Everything You Never Knew About the World’s Most Obsessive Math Holiday

Everything You Never Knew About the World’s Most Obsessive Math Holiday

A Physicist, Some Fruit Pie, and a Big Idea

The whole thing started with a staff retreat. In 1988, physicist Larry Shaw was working as a curator at San Francisco’s Exploratorium when he proposed something unusual: a holiday honoring the number pi. The date was obvious — March 14, or 3/14, matching the first three digits of 3.14159. The time for festivities? Exactly 1:59 p.m., because of course it was.

Shaw, who earned the nickname the Prince of Pi, organized the museum’s first celebration around fruit pies and tea. Later years brought what he called pi-rades — conga lines of staff and visitors snaking around the building, each person representing a subsequent decimal digit. Shaw led every march until his death in 2017. The Exploratorium still holds annual events: lectures, concerts, pi processions, dessert.

Chalkboard covered in pi symbol, 3.14, and mathematical formulas related to circles.

The Schools That Made It a Competitive Sport

St. Bonaventure University doesn’t just celebrate Pi Day. They schedule it down to the minute.

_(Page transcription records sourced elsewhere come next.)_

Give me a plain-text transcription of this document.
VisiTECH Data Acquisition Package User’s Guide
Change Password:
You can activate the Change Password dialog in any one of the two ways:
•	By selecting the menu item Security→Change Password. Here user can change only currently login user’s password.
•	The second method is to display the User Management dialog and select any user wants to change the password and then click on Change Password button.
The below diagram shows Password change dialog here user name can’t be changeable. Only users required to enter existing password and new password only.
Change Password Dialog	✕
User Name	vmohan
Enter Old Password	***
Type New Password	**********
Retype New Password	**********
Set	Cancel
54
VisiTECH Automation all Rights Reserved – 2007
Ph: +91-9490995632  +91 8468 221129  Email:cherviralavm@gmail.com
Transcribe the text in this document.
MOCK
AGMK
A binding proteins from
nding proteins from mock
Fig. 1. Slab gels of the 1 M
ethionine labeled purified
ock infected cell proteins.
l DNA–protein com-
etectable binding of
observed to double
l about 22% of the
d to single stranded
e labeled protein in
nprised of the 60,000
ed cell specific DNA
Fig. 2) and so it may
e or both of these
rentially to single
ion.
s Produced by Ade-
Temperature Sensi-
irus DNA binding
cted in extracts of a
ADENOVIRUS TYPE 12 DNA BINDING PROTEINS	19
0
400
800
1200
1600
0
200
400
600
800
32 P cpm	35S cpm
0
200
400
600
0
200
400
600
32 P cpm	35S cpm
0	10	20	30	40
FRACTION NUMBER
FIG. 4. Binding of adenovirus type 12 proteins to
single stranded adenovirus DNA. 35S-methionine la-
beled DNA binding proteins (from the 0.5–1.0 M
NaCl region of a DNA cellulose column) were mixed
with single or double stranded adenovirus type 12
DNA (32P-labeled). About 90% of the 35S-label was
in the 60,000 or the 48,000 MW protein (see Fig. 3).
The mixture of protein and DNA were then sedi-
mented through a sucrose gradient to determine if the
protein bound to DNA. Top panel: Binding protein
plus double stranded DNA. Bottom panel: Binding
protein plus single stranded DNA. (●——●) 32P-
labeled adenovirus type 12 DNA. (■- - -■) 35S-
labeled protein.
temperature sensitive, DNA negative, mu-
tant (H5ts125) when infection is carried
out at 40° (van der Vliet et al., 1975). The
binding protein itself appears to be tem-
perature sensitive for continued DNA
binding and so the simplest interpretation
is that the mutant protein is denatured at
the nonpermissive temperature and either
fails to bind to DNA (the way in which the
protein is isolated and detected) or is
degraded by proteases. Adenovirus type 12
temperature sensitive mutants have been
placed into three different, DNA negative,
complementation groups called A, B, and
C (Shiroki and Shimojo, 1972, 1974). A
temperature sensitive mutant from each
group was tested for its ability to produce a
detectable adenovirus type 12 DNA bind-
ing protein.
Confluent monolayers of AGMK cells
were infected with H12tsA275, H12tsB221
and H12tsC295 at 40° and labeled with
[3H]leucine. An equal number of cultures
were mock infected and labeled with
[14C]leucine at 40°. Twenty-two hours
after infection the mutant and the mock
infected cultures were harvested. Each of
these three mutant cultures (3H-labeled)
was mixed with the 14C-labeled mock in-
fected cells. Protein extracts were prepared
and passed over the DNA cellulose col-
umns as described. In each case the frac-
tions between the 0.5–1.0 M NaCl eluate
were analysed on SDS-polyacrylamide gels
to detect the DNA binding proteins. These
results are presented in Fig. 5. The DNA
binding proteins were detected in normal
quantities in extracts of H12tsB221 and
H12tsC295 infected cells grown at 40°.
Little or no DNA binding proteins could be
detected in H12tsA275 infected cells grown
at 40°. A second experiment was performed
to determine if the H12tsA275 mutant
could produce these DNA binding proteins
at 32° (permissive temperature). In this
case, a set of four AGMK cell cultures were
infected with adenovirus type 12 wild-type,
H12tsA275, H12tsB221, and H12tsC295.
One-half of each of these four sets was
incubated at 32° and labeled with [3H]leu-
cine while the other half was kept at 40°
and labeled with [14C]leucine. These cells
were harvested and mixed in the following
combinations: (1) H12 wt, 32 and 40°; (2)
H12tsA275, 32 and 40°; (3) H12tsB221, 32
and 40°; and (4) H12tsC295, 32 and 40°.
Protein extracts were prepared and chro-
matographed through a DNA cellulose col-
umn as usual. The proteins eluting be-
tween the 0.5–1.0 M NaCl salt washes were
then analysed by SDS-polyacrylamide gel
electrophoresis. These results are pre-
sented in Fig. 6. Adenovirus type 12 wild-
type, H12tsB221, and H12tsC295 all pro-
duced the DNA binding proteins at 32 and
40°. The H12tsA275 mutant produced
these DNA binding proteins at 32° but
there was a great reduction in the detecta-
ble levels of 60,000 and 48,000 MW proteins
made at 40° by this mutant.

Festivities begin at exactly 1:59 p.m. on March 14 and run for precisely 2 hours and 65 minutes — a runtime designed to spell out 3.14159265. Try explaining that at a normal party.

MIT took a different approach: using Pi Day to release undergraduate admissions decisions, then embedding pi digits into the timestamps. In 2015, decisions dropped at 9:26 a.m. on 3/14/15 — giving the sequence 3.1415926. Two years earlier they’d used 6:28 p.m. to nod to tau, the rival constant. In 2020, back to 1:59. These are admissions officers who had fun in college.

Latte in white cup with pi symbol drawn in cinnamon on foam, beside a ruler and pencil.